Almost everyone knows that labels on the back of food and drink products can tell us a lot about them, from their ingredients and nutritional composition, to other details like the storage and use. But can we all in good conscious say that we rigorously check the label for every product that we buy? Probably not. And what’s more, do the labels (and what’s on them) change our eating habits?
It begs the question, how can we design food and drink packaging in such a way to include all the information that the consumer wants to know, in a way that they can both legibly read and understand, whilst maintaining the freedom to market and brand your products in an appealing and competitive way? And how can society influence healthier and more sustainable consumer habits?
Food and drink manufacturers, governments, and researchers are looking at new ways to inform consumers about the food and drink that we buy, cook, and consume. Balancing these competing demands is the crux of the issue.
The European Commission will soon propose a revision of the EU rules on food information to consumers.
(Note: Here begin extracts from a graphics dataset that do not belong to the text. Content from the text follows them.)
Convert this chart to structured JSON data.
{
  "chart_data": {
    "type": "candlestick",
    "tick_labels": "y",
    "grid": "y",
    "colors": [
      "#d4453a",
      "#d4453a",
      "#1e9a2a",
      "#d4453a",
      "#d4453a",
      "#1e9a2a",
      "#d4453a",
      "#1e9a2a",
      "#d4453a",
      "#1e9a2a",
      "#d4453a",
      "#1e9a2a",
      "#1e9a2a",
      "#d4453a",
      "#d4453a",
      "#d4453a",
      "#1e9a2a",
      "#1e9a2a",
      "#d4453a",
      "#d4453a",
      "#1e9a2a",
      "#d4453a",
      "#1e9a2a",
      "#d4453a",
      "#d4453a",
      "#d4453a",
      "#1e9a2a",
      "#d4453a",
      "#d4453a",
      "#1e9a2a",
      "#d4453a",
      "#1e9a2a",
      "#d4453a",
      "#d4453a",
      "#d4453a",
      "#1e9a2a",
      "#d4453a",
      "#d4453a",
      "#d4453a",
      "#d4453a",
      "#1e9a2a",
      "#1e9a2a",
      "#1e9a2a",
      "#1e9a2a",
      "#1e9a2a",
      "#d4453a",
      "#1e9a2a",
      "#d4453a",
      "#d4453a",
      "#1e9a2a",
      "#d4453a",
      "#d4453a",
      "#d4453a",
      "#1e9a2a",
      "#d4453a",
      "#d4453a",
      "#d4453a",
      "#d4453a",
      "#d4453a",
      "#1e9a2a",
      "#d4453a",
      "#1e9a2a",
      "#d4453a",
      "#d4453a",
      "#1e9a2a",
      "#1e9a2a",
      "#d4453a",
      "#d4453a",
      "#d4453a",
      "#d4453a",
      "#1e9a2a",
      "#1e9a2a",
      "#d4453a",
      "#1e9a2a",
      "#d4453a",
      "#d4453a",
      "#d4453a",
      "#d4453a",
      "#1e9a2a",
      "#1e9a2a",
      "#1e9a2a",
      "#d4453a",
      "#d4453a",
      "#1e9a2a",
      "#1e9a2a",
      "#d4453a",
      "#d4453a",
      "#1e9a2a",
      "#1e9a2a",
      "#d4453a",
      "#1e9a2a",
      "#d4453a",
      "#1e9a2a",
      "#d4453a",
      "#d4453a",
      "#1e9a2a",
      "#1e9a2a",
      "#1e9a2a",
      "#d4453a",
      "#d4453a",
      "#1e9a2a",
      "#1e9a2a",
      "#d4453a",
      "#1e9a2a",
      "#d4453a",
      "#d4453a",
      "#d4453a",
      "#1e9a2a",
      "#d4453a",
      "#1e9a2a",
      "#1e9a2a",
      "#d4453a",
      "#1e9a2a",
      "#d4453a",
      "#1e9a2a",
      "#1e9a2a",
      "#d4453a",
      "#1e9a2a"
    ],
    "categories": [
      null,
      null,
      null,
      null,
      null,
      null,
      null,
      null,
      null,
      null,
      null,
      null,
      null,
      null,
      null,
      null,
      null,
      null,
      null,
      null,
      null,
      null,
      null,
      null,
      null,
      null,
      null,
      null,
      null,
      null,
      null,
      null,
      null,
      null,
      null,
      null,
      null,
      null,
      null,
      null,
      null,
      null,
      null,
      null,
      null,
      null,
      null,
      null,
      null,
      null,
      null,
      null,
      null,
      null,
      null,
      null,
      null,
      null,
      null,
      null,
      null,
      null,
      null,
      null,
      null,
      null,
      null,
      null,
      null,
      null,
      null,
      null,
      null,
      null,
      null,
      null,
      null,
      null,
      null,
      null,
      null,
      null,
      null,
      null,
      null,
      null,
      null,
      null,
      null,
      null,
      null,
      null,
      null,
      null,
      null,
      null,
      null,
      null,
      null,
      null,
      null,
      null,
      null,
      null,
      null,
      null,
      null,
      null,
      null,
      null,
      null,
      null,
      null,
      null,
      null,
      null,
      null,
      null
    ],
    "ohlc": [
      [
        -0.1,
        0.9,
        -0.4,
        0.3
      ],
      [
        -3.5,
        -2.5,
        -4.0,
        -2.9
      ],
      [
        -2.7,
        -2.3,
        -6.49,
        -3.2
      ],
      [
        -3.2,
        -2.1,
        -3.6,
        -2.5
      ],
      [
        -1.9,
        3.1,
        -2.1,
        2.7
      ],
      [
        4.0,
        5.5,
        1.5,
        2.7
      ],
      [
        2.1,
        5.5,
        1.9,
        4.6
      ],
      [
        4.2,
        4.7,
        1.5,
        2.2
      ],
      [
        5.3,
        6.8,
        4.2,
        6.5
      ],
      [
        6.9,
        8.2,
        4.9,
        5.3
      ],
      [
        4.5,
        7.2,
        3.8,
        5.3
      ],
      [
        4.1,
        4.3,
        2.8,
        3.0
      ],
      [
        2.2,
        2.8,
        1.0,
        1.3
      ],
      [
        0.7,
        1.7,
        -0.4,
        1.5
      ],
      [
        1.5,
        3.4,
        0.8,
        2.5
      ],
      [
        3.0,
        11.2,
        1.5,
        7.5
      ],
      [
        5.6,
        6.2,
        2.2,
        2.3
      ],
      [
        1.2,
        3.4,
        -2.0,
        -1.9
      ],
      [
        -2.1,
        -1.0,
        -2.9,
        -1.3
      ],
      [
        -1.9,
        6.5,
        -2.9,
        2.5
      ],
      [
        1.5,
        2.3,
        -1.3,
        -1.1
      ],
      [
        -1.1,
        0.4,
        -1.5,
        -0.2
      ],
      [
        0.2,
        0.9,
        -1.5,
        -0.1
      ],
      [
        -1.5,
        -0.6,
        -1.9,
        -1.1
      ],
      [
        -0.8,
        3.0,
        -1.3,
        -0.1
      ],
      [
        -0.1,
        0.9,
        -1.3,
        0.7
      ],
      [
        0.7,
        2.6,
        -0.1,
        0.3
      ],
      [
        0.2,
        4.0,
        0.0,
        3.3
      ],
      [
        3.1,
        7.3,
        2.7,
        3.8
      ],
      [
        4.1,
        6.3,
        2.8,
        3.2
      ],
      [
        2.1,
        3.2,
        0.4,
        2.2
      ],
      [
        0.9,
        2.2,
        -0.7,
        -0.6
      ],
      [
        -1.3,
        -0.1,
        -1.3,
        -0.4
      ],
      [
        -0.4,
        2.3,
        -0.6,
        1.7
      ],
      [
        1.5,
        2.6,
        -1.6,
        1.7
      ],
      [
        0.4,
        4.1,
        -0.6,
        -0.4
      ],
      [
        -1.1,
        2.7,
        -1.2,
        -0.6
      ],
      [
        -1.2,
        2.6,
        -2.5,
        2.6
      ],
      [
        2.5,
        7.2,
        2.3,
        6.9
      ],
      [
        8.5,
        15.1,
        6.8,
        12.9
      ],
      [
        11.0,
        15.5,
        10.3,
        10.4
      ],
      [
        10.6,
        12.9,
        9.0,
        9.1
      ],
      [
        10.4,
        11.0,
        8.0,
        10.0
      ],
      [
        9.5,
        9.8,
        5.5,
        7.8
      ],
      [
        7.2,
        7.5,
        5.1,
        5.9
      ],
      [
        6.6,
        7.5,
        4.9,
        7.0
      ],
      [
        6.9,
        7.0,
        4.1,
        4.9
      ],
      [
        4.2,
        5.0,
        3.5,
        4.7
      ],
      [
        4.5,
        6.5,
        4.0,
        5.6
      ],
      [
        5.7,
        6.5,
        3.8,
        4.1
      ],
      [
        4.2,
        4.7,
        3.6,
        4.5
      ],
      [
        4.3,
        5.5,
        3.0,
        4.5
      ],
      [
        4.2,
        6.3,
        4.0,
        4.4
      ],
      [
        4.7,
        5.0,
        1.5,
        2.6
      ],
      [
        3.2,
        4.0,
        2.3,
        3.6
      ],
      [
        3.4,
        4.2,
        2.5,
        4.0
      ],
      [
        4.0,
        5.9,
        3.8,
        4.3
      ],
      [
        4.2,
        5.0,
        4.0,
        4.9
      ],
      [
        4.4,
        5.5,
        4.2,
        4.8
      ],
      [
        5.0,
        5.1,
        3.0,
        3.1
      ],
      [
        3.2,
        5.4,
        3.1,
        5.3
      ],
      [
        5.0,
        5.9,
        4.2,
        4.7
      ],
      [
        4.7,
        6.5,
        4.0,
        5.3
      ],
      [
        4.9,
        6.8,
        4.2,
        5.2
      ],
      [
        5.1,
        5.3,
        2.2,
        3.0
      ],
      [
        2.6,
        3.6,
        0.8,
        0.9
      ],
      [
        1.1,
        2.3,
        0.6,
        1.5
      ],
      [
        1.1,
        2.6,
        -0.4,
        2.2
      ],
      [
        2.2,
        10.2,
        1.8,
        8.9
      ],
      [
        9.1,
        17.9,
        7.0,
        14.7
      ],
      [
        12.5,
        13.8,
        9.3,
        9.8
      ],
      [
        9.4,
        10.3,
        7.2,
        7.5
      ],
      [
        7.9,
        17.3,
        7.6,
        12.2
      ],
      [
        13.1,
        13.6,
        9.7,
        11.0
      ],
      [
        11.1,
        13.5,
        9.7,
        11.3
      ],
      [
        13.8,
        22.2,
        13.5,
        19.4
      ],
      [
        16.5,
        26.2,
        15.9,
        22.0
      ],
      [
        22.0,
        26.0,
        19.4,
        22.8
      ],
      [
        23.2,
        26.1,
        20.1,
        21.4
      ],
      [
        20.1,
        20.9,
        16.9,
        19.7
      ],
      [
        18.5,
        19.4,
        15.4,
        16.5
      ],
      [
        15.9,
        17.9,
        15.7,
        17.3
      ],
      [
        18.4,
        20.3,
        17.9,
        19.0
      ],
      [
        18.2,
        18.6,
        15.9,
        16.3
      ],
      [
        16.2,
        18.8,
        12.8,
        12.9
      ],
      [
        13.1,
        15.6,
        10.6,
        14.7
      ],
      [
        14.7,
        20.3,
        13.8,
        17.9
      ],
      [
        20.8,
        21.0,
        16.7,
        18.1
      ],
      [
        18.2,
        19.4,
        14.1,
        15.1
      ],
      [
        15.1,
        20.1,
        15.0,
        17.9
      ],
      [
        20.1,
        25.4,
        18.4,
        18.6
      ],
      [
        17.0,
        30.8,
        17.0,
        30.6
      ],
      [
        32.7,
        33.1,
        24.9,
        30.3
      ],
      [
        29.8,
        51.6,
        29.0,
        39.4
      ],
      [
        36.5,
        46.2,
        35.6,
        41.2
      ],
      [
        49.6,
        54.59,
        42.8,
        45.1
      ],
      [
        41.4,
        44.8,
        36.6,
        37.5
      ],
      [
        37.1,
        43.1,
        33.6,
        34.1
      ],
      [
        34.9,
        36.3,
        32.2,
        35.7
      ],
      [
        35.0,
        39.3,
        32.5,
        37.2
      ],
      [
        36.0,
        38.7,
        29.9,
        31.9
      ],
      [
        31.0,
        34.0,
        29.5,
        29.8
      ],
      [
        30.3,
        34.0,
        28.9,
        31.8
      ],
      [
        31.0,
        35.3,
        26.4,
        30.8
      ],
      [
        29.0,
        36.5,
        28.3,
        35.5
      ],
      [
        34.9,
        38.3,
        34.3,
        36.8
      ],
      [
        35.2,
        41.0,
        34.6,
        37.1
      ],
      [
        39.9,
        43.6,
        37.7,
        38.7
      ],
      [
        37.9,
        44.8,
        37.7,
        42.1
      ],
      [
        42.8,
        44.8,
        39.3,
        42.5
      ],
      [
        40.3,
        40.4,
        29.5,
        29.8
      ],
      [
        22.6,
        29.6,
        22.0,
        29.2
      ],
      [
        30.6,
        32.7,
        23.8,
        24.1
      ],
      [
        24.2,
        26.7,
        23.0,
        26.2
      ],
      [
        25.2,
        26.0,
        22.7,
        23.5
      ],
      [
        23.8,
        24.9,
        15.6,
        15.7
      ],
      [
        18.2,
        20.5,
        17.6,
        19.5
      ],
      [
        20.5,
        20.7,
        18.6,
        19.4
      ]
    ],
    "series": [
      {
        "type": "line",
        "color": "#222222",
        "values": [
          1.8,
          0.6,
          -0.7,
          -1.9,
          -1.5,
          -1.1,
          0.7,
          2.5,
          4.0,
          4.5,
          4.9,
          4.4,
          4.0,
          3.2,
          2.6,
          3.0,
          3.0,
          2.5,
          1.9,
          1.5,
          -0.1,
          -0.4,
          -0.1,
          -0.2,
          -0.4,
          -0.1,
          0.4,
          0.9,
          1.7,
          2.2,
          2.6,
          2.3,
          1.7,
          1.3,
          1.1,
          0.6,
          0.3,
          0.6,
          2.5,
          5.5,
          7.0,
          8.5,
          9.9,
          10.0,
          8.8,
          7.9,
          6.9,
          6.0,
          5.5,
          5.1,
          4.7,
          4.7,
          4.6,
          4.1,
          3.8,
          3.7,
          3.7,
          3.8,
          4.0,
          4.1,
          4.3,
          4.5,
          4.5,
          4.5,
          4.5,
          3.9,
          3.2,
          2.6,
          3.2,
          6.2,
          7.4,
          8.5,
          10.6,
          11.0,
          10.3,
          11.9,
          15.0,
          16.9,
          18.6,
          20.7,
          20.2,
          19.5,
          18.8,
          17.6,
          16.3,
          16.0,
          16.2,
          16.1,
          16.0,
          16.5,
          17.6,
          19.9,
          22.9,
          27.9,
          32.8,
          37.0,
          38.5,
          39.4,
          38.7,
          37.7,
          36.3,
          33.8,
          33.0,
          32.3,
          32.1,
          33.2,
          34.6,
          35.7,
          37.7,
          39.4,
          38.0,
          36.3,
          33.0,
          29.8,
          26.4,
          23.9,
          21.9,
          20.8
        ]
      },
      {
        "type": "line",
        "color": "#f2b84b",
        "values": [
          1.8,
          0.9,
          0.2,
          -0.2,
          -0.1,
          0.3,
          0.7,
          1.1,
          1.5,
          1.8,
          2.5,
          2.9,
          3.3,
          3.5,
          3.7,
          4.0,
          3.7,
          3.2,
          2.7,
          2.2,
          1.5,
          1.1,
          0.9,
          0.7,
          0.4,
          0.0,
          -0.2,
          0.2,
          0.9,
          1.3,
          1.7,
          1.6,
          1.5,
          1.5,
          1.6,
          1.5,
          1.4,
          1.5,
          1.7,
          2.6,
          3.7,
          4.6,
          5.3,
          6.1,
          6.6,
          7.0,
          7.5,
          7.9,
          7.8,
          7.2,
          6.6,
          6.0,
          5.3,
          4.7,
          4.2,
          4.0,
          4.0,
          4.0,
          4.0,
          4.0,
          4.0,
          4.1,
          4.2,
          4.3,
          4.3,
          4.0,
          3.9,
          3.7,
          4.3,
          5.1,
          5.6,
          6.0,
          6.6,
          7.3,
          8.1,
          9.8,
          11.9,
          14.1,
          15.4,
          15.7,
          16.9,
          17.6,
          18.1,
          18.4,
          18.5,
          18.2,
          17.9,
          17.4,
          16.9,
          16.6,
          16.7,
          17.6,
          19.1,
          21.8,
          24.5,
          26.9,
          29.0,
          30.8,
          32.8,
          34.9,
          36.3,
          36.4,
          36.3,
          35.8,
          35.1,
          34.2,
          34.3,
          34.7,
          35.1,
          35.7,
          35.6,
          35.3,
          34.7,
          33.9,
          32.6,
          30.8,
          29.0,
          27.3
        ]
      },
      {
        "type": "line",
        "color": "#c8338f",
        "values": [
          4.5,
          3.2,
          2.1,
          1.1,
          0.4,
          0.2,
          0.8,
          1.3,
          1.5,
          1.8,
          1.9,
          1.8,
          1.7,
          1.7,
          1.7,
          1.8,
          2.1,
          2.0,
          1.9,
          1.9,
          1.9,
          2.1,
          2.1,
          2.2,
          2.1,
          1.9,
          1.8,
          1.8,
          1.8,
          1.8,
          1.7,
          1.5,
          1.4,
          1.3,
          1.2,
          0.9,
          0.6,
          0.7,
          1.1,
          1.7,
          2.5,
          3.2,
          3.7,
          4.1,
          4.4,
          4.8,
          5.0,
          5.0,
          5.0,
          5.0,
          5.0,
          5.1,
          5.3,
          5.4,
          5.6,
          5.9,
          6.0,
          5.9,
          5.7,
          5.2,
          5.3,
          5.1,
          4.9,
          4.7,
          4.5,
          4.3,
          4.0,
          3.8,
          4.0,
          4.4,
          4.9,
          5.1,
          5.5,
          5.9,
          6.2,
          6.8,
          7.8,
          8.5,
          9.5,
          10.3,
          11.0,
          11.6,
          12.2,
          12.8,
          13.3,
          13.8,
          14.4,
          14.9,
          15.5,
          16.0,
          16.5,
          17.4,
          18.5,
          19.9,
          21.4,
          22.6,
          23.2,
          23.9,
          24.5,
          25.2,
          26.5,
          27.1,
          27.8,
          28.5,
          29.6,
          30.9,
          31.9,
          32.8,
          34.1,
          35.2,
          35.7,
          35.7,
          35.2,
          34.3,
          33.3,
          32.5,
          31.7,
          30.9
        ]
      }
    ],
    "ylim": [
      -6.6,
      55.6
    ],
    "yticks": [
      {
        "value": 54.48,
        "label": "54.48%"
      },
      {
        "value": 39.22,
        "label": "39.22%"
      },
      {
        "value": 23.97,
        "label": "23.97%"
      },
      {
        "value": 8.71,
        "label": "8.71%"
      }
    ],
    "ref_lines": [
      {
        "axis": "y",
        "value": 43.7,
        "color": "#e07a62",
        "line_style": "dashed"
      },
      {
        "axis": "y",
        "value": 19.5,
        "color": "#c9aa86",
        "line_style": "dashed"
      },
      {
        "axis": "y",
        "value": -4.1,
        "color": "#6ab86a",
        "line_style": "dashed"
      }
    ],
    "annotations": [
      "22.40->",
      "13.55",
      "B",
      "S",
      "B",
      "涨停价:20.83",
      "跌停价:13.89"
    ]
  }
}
The revision is expected to focus on some specific aspects of food labelling: front-of-pack nutrition labelling, nutrient profiles for health and nutrition claims, country-of-origin labelling, date marking, and labelling of alcoholic beverages. These have been identified by the European Commission’s Farm to Fork Strategy as some of the tools needed to empower consumers to make informed, healthy, and sustainable food choices.
However, as it stands, there is a significant untapped potential in the Food Information to Consumers Regulation, which could facilitate the shift towards healthier and more sustainable diets. For instance, more consumer-friendly labelling of salt alternatives (e.g., “potassium salt” instead of “potassium chloride”) may help consumers understand new reformulated recipes and make it simpler for people to reduce salt intake in their diets. Likewise with “iodised salt”. These are just some examples where much more could be done with current legislation to steer consumption patterns on a more nutritious path.
And what about digital labelling? Putting the sole emphasis on physical food labels is not suitable for 21st century food systems. Digital information (accessed by near-field technology, like a QR code) has the potential to provide product information in a targeted and personalised way, boosting accessibility options and reducing packaging waste, another goal of the Farm to Fork Strategy.
Today, Europe’s food and drink manufacturers provide a wealth of information about their products, often going beyond mandatory information requirements – about the ingredients, nutritional value, portion recommendations, cooking and storing instructions, tips to avoid food waste, and much more. Complementary to information on the label, the possibilities of alternative information channels are endless and have the potential to improve consumers’ access to more detailed information about their favourite products, if they are interested in it.
FoodDrinkEurope’s members want to improve the provision of clear, factual, and relevant food information and encourage more sustainable and healthy diets, in line with the objectives of the EU Farm to Fork Strategy.
But consumer information is not the silver bullet to improving our diets.
Labelling and consumer information must be part of a comprehensive approach that should include pan-European education campaigns about nutrition and sustainable lifestyles, which allows people to take informed responsibility over the choices they make.
Only by working across civil society and across value chains, towards this common goal, EU Institutions, Member States and industry can help shift people towards healthier and more sustainable diets and lifestyles.